“Da anni sono amico di Mario Borghezio, ho già collaborato con alcune sue testate. Penso al Borghese del Nord. Da lì è iniziata la mia conoscenza degli ambienti leghisti. Un giorno su Facebook mi ha contattato Aurora Lussana, il direttore, invitandomi a realizzare vignette per La Padania”.
Quindi?
“Le era arrivata una richiesta da parte di Roberto Maroni di sondarmi. Alla fine, abbiamo deciso per una collaborazione non continuativa. Solo due mie vignette a settimana”.
Solo una scelta lavorativa?
“Ci sono tanti punti di contatto con quel mondo. Vedi la questione immigrazione”.
Pensa che oggi ci sia più destra lì?”
“Assolutamente. Sì. Assolutamente. E lo posso pure spiegare”.
Prego.
“La destra, quella tradizionale, classica, aveva una grande demerito: non si occupava di politica estera. E se lo faceva, era dentro le righe, sempre filo atlantista e interventista. La Lega, invece, si è sempre distinta. Penso alla visita di Bossi a Belgrado durante la guerra in Kosovo. Questo stile mi piaceva già tantissimo”.
Un profilo, per altro, messo poco in risalto dalla stampa.
“Esatto. Certo, mi rendo conto che quello della politica estera è un mio pallino. E non solo mio. Una certa destra – quella un po’ più eretica, diciamo – ha sempre sviluppato un forte senso critico rispetto alle posizioni della destra canonica. Mi riferisco in particolare al gruppo fiorentino di Franco Cardini, Marco Tarchi, e ad Attilio Mordini…”.
I Campi Hobbit sono stati una sorta di start up?
“Guardi, è un’esperienza che mi porto nel cuore. Ho iniziato a fare satira proprio lì. Se non ci fosse stato questo spiraglio, avrei continuato probabilmente a fare altri lavori. Quel, tra doppie virgolette, ’68 della destra, ha liberato degli spazi dove chi aveva della creatività, delle energie, poteva agire”.

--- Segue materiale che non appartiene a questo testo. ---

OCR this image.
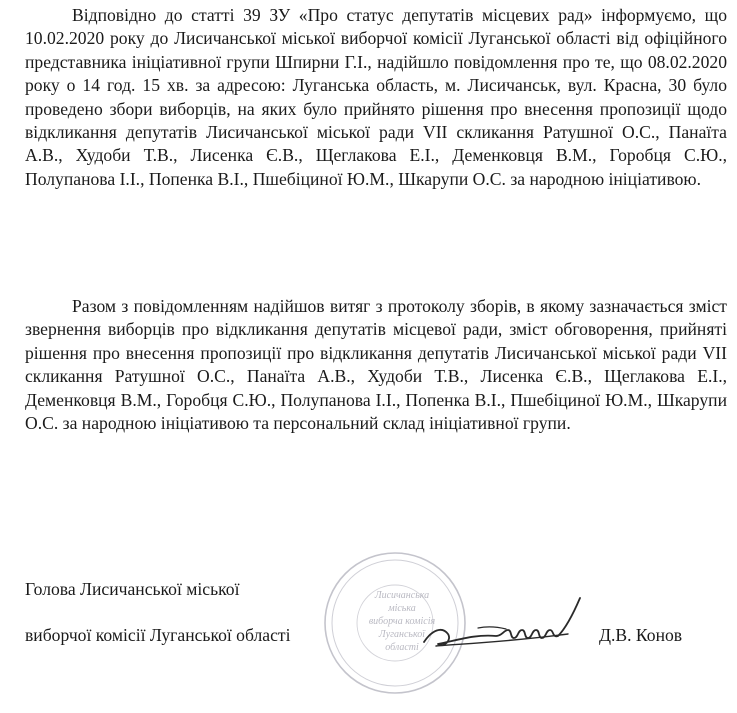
Відповідно до статті 39 ЗУ «Про статус депутатів місцевих рад» інформуємо, що 10.02.2020 року до Лисичанської міської виборчої комісії Луганської області від офіційного представника ініціативної групи Шпирни Г.І., надійшло повідомлення про те, що 08.02.2020 року о 14 год. 15 хв. за адресою: Луганська область, м. Лисичанськ, вул. Красна, 30 було проведено збори виборців, на яких було прийнято рішення про внесення пропозиції щодо відкликання депутатів Лисичанської міської ради VII скликання Ратушної О.С., Панаїта А.В., Худоби Т.В., Лисенка Є.В., Щеглакова Е.І., Деменковця В.М., Горобця С.Ю., Полупанова І.І., Попенка В.І., Пшебіциної Ю.М., Шкарупи О.С. за народною ініціативою.

Разом з повідомленням надійшов витяг з протоколу зборів, в якому зазначається зміст звернення виборців про відкликання депутатів місцевої ради, зміст обговорення, прийняті рішення про внесення пропозиції про відкликання депутатів Лисичанської міської ради VII скликання Ратушної О.С., Панаїта А.В., Худоби Т.В., Лисенка Є.В., Щеглакова Е.І., Деменковця В.М., Горобця С.Ю., Полупанова І.І., Попенка В.І., Пшебіциної Ю.М., Шкарупи О.С. за народною ініціативою та персональний склад ініціативної групи.

Лисичанська
міська
виборча комісія
Луганської
області

Голова Лисичанської міської

виборчої комісії Луганської області	Д.В. Конов
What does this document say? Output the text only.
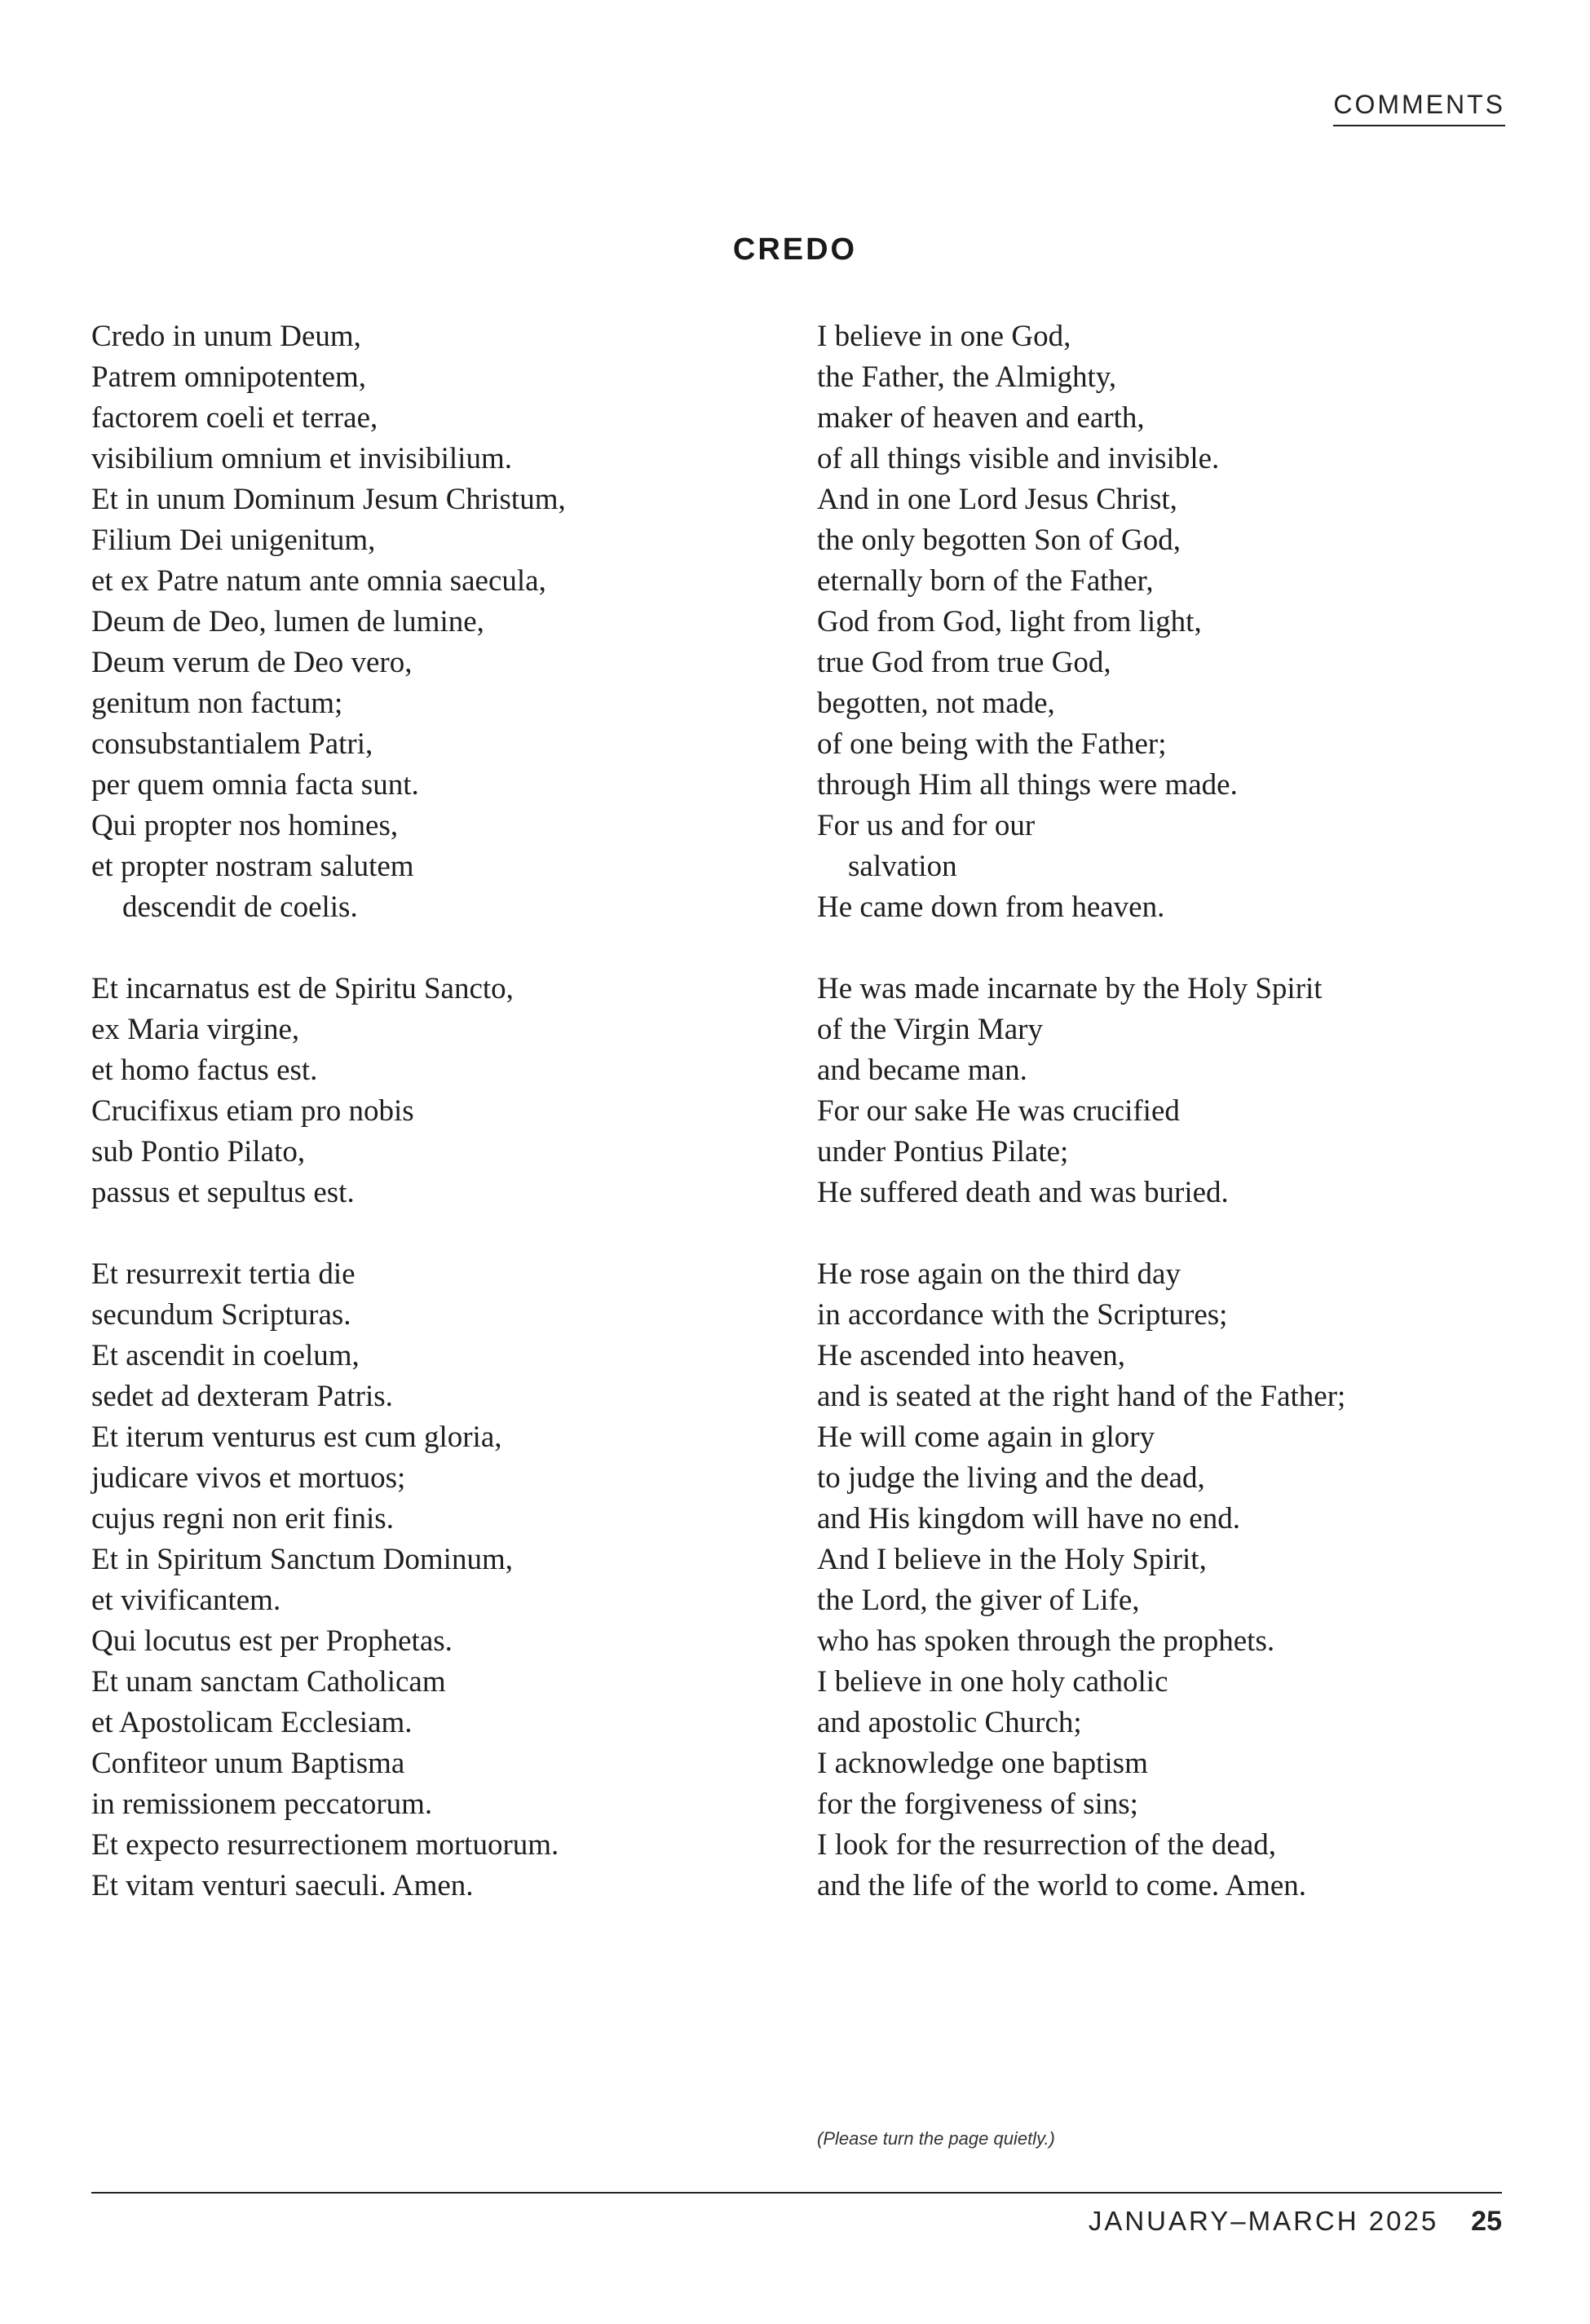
COMMENTS
CREDO
Credo in unum Deum,
Patrem omnipotentem,
factorem coeli et terrae,
visibilium omnium et invisibilium.
Et in unum Dominum Jesum Christum,
Filium Dei unigenitum,
et ex Patre natum ante omnia saecula,
Deum de Deo, lumen de lumine,
Deum verum de Deo vero,
genitum non factum;
consubstantialem Patri,
per quem omnia facta sunt.
Qui propter nos homines,
et propter nostram salutem
descendit de coelis.
Et incarnatus est de Spiritu Sancto,
ex Maria virgine,
et homo factus est.
Crucifixus etiam pro nobis
sub Pontio Pilato,
passus et sepultus est.
Et resurrexit tertia die
secundum Scripturas.
Et ascendit in coelum,
sedet ad dexteram Patris.
Et iterum venturus est cum gloria,
judicare vivos et mortuos;
cujus regni non erit finis.
Et in Spiritum Sanctum Dominum,
et vivificantem.
Qui locutus est per Prophetas.
Et unam sanctam Catholicam
et Apostolicam Ecclesiam.
Confiteor unum Baptisma
in remissionem peccatorum.
Et expecto resurrectionem mortuorum.
Et vitam venturi saeculi. Amen.
I believe in one God,
the Father, the Almighty,
maker of heaven and earth,
of all things visible and invisible.
And in one Lord Jesus Christ,
the only begotten Son of God,
eternally born of the Father,
God from God, light from light,
true God from true God,
begotten, not made,
of one being with the Father;
through Him all things were made.
For us and for our
salvation
He came down from heaven.
He was made incarnate by the Holy Spirit
of the Virgin Mary
and became man.
For our sake He was crucified
under Pontius Pilate;
He suffered death and was buried.
He rose again on the third day
in accordance with the Scriptures;
He ascended into heaven,
and is seated at the right hand of the Father;
He will come again in glory
to judge the living and the dead,
and His kingdom will have no end.
And I believe in the Holy Spirit,
the Lord, the giver of Life,
who has spoken through the prophets.
I believe in one holy catholic
and apostolic Church;
I acknowledge one baptism
for the forgiveness of sins;
I look for the resurrection of the dead,
and the life of the world to come. Amen.
(Please turn the page quietly.)
JANUARY–MARCH 2025 25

“La destra, il giorno dopo, si è acquattata sulle medesime battaglie di prima, il presidenzialismo, il semipresidenzialismo, le riforme istituzionali… Due palle! Argomenti che poi ti senti ripete tutte le volte… Non è possibile!”.
Da quello che dice, sembrerebbe che quei contenuti nella Lega hanno trovato, invece, terreno fertile?
“Per molti aspetti, sì. I temi della comunità o delle piccole patrie erano già presenti in una certa destra. Nei campi Hobbit si parlava di irlandesi, valloni e altri popoli. Tutte discussioni in nuce, poco sviluppate dopo. Ma se ne parlava. In uno degli ultimi campi, mi chiamarono per un murales. Ne parlammo. C’era anche Gianni Alemanno”.
“Feci il Risveglio dei popoli. Era l’89, o il ‘90. Non ricordo. C’erano stati gli scontri in Slovenia. Scoppiò poi la crisi croata. Io disegnai tutti questi popoli, rappresentai ognuno da un personaggio con la bandiere in mano, che si svegliavano e iniziavano una marcia. Insomma, se ne parlava. Finita poi l’esperienza rautiana, si tornò ad una dimensione di tipo nazionalistico ottocentesca”.
A proposito, Gianfranco Fini sta tentando in tutti i modi di tornare in politica. Ha già una vignetta in testa?
“Negli ultimi tempi, ogni volta che mi capitato di confezionare una vignetta su di lui, mi sono sentito dire che fosse come sparare sulla croce rossa. Sinceramente, una bella vignetta la farei anche, ma…”.
C’è un “ma”?
“Temo che il personaggio abbia perso anche quell’interesse in negativo che, bene o male, aveva fino a qualche tempo fa. Insomma, questa è la mia sensazione”.